What I did not expect was to learn something from her about my own marriage. Because in spite of all of her wonderful stories and memories of him, I didn’t connect to her loss in a way that was real. Her loss of her husband had nothing to do with me and my husband. The one who is always running 10 minutes late and loses his patience when he cant find something he should have put away last night. That same husband of mine who doesn’t listen to me when I tell him things the first time, and then asks me the same thing again, and once more before it sinks in. That guy who leaves his socks in the kitchen and his toast crumbs on the counter. The one that I sometimes take for granted and, on the worst days, wonder if I really need. Yeah, that guy.
And then today she wrote this, about what it is like when someone calls and asks her what they can do to help;
"...the wonderful person on the other end will inevitably ask,"Is there anything you need...?" Today I was talking to his cousin and I said,"Yes, I need to hold the edge of his t-shirt in my hand and feeling his warm skin brush my knuckles so that I can fall asleep. I need to be able to get him up for work and make him coffee, I need to make dinner while he sits on the computer playing poker and talking to me. I need to go back to a few of our conversations and pay more attention so he knew how important what he said was important to me.
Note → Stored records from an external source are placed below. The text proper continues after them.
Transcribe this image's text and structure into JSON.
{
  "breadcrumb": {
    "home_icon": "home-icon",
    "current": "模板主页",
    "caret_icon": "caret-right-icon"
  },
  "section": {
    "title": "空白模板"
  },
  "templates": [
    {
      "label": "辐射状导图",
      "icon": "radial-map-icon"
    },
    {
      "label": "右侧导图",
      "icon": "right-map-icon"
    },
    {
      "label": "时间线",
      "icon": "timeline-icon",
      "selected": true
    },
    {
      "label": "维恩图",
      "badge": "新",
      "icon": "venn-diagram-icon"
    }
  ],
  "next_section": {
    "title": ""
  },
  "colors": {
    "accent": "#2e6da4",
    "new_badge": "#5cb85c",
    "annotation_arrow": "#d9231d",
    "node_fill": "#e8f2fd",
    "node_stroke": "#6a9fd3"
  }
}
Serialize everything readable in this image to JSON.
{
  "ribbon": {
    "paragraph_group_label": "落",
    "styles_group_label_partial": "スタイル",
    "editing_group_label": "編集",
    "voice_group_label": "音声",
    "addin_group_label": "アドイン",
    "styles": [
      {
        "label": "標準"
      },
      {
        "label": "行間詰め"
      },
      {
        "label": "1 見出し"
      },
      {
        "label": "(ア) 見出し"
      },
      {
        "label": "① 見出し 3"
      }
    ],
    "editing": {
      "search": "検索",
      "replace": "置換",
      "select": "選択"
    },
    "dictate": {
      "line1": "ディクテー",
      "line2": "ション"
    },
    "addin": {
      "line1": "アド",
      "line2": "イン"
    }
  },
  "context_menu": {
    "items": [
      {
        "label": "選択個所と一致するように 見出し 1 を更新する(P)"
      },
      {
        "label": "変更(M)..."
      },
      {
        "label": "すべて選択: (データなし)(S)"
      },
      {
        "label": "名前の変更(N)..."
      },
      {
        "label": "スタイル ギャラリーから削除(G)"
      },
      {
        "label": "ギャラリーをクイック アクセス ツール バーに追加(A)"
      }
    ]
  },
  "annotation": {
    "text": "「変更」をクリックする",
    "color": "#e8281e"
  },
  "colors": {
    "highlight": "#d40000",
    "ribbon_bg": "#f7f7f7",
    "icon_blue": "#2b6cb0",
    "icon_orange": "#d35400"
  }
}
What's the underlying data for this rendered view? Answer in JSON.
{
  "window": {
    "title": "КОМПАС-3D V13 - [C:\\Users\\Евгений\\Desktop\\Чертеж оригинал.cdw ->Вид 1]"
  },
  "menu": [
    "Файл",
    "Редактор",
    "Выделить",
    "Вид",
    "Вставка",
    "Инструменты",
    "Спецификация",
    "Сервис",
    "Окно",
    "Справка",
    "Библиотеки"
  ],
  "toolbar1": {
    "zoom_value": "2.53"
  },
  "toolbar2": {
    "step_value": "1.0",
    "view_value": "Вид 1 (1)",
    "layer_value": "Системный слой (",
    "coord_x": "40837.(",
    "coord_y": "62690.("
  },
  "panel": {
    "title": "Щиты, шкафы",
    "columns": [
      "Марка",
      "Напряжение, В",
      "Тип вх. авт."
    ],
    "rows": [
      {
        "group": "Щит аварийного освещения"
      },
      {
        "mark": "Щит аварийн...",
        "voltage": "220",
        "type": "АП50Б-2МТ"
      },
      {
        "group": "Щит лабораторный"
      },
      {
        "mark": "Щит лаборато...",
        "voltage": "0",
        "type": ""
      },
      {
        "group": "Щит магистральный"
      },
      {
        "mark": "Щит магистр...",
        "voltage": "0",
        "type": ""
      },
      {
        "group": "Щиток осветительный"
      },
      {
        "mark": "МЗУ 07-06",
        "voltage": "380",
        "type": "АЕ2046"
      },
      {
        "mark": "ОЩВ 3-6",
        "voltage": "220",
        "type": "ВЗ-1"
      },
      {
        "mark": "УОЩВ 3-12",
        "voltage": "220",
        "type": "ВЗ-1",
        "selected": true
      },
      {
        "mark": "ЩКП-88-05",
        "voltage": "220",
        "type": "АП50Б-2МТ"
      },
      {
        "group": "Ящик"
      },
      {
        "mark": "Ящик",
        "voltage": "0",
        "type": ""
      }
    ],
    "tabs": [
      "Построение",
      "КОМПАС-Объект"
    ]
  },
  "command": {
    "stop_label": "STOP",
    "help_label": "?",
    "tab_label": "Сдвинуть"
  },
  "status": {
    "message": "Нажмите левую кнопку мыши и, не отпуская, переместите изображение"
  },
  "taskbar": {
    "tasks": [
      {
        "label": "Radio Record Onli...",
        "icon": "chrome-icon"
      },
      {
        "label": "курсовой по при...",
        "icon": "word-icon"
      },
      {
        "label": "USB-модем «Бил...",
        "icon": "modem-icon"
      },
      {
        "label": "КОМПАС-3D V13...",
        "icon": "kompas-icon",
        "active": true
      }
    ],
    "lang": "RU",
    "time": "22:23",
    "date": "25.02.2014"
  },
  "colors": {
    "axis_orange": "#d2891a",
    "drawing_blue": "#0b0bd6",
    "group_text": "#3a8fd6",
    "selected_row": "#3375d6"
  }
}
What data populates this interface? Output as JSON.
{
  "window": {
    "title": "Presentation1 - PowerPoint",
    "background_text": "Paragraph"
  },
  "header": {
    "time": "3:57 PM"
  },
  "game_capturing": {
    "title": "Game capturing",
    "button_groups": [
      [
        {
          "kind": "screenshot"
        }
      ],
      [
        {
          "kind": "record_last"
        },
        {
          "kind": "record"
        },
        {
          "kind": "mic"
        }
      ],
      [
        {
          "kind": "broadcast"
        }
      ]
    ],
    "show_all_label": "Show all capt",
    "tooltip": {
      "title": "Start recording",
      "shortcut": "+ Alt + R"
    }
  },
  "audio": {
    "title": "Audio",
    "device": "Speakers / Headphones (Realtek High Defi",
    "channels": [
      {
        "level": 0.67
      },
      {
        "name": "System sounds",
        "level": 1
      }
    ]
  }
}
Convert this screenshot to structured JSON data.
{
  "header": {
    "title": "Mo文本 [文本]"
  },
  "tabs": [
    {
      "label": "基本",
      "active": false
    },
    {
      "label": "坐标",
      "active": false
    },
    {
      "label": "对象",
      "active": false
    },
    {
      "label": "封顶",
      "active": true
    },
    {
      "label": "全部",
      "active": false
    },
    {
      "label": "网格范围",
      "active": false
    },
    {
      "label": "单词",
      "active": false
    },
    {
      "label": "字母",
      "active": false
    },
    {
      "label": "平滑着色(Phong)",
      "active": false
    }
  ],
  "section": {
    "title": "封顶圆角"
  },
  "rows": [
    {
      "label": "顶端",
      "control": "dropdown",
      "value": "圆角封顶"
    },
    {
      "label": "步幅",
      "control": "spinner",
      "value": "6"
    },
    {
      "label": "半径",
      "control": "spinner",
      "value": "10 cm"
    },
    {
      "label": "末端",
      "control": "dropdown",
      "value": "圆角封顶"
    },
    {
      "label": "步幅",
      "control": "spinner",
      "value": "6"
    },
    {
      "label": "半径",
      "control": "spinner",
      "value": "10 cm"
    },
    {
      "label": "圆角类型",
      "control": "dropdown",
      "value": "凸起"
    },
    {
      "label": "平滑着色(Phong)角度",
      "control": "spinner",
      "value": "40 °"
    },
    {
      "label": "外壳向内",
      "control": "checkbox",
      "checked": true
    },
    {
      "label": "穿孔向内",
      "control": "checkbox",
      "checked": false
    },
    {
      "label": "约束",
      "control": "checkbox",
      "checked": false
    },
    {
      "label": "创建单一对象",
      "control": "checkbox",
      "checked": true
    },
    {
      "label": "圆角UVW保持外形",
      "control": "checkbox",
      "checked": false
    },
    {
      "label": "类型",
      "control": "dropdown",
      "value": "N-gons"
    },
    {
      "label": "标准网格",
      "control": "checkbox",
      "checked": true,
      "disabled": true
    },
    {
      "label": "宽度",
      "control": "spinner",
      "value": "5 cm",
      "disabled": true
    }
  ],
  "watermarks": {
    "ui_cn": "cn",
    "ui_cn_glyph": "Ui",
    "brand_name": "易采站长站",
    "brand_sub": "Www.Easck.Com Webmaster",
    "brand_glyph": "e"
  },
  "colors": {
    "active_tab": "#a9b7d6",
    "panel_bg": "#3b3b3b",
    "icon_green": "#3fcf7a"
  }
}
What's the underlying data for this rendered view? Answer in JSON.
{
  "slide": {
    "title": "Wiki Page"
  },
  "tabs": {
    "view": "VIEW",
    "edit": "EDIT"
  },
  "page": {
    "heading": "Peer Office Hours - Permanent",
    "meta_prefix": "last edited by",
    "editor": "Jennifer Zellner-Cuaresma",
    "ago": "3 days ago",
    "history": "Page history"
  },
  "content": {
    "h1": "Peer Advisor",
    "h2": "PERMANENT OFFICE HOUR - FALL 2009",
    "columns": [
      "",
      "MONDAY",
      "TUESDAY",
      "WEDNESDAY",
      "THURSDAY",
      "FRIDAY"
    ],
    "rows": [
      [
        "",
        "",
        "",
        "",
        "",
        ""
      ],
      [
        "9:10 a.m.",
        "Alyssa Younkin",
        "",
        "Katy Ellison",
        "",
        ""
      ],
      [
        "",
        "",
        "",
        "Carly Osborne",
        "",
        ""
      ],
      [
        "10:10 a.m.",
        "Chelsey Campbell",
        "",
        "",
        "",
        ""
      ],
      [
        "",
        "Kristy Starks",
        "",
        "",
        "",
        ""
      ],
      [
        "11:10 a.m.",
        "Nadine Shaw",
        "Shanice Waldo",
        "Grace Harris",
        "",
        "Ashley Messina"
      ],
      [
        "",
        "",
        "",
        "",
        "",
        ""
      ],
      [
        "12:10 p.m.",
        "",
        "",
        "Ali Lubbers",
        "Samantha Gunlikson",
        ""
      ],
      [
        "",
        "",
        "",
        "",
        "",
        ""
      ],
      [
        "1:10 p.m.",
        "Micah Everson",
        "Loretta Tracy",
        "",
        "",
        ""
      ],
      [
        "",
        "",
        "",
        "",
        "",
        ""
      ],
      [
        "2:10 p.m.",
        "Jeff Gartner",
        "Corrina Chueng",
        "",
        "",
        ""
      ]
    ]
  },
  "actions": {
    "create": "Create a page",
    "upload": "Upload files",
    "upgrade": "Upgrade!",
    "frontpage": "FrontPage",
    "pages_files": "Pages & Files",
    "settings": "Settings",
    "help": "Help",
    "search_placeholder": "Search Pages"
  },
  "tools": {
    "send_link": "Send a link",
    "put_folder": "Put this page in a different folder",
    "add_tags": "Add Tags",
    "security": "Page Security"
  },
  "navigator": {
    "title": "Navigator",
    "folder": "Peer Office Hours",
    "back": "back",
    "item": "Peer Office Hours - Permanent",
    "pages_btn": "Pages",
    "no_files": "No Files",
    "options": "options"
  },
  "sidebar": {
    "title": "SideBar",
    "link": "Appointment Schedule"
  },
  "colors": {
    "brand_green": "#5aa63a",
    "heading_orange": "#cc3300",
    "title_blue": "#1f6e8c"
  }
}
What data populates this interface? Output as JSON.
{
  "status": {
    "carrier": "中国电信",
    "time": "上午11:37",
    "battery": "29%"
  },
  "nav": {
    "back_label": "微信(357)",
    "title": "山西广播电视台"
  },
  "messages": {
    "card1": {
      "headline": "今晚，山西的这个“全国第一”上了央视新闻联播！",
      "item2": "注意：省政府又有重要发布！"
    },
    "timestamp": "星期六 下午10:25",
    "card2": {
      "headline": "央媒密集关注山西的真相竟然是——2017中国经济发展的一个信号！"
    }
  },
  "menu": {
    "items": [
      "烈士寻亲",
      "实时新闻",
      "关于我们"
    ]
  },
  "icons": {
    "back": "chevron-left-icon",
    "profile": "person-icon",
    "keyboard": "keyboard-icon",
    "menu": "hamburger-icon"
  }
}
I need him to cuddle with his son in Krandall (Krandall was the name that Leonard had given to the ridiculously, monstrously huge, ugly Lazy Boy that he bought a few months ago), I need his arms around me, I need to give him that haircut I promised because his messed up neckline always bothered him, I need to hug him so hard so that he would never leave me. Can you go get him for me please...?"
Damn, that hit me right in the chest. That is everyday life she is talking about, MY everyday life. My leg reaching out to brush against Tom's leg when I can't sleep. My Tom in our old recliner reading books to the boys. Me not paying attention to every detail of the car maintenance we need to do and why. Me forgetting to to kiss him goodbye this morning because I wanted to run up and get the laundry before the boys woke up.
Mrs. Grumpy, in her lowest low, has made me realize that I am so very, very lucky to have those socks to pick up tonight, and those toast crumbs to brush away tomorrow, and that the laundry can wait until after I have hugged Tom and kissed him goodbye.